An Abandoned Arctic Military Base Just Spilled a Scientific Secret

An Abandoned Arctic Military Base Just Spilled a Scientific Secret

Exactly how the Greenland ice sheet might degrade in the future is still unclear, and requires more research. Temperatures 400,000 years ago were similar to what they are today, but the natural warming that drove Greenland's melting back then happened gradually. Humans have quickly and dramatically warmed the planet since preindustrial times, and anthropogenic CO2 will stay in the atmosphere for thousands of years, unless people invent a way to remove it at large scale. We can also reduce temperatures. If we slash emissions, Mann says, Greenland’s ice sheet might remain stable.

A modern Greenland tundra landscape

Photograph: Joshua Brown

So, how did this research team figure out that northwest Greenland was an ice-sheet-free tundra 400,000 years ago? The sediment from the Camp Century core was loaded with organic material, but it was way too old to examine by using carbon dating, which is only effective for periods up to 50,000 years back. “We pulled out little twigs and leaves, and we immediately sent them off radiocarbon dating, and they came back what we call ‘radiocarbon dead,’” says Rittenour. “There were no traces of radioactive carbon left in the sample.”

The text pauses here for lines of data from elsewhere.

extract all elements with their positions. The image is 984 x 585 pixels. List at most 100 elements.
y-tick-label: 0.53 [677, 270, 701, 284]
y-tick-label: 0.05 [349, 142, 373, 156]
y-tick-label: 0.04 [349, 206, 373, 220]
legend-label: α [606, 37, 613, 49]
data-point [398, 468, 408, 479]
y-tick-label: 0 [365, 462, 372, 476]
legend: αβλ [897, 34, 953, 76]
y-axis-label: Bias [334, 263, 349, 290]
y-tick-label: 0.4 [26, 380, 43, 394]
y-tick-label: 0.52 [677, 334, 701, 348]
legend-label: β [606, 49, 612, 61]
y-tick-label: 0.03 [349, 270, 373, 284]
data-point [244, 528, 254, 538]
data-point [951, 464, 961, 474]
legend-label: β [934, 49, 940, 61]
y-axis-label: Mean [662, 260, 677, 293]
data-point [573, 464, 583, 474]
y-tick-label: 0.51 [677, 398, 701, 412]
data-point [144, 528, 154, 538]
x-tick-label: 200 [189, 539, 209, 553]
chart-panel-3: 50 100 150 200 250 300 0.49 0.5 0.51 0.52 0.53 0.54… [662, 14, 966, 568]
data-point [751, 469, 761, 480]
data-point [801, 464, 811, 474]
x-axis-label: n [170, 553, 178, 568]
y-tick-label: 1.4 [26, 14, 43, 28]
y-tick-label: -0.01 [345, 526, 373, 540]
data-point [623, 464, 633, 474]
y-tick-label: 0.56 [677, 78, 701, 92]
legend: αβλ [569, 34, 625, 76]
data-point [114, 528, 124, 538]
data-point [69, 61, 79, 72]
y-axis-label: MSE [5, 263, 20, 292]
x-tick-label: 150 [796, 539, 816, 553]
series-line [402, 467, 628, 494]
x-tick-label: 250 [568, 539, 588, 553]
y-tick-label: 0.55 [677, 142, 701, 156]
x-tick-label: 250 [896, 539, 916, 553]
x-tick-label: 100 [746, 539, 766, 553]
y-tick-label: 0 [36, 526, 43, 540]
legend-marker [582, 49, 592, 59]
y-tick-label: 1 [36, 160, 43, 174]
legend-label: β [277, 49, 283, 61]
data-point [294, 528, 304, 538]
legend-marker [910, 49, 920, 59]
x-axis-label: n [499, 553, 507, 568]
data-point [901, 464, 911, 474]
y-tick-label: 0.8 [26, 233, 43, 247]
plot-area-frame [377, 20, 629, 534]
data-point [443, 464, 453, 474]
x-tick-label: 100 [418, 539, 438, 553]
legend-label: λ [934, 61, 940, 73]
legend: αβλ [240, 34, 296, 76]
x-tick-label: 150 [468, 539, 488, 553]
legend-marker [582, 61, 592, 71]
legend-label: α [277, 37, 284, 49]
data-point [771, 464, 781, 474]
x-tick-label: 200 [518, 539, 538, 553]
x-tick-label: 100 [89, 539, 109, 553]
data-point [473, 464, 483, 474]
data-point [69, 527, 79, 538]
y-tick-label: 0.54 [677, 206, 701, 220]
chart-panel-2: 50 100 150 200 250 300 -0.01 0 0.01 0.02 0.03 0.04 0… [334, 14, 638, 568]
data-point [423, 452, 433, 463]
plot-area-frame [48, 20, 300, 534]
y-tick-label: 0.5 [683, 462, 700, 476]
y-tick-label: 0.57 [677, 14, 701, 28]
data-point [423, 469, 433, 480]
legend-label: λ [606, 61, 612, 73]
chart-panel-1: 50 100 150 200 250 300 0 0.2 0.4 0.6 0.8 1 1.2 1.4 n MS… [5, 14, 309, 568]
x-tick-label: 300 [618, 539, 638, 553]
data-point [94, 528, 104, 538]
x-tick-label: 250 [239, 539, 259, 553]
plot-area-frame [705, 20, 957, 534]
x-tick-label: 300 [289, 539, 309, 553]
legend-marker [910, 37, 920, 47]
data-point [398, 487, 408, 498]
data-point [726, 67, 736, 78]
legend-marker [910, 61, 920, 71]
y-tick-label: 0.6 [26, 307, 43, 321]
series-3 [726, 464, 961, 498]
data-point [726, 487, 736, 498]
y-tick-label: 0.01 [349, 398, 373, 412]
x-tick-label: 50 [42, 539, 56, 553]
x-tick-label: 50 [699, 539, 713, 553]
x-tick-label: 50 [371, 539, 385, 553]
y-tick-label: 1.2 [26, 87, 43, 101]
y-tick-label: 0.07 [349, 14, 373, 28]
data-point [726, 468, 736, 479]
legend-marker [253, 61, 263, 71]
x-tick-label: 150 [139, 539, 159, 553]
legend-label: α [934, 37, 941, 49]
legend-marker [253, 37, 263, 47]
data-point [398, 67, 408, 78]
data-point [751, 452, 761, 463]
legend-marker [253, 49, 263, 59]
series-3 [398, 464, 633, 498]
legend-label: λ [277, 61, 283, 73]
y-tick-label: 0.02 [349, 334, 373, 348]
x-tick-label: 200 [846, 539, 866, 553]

So instead, Rittenour used light—specifically the luminescence of bits of feldspar buried in the sediment. Free electrons build up in the minerals over time, producing a "luminescence signal." Exposure to sunlight essentially neutralizes this signal, but once these minerals became buried under thousands of feet of ice, the sun’s rays could no longer reach them, and the electron buildup recommenced. In a darkroom in the lab, Rittenour could peer into the Camp Century samples using infrared light. “We can use light of one wavelength, and we measure the luminescence coming off at a different wavelength,” says Rittenour. “The older the sample, the more luminescence it produces.” That allowed them to determine how long it had been since the feldspar in the sediment last saw sunlight.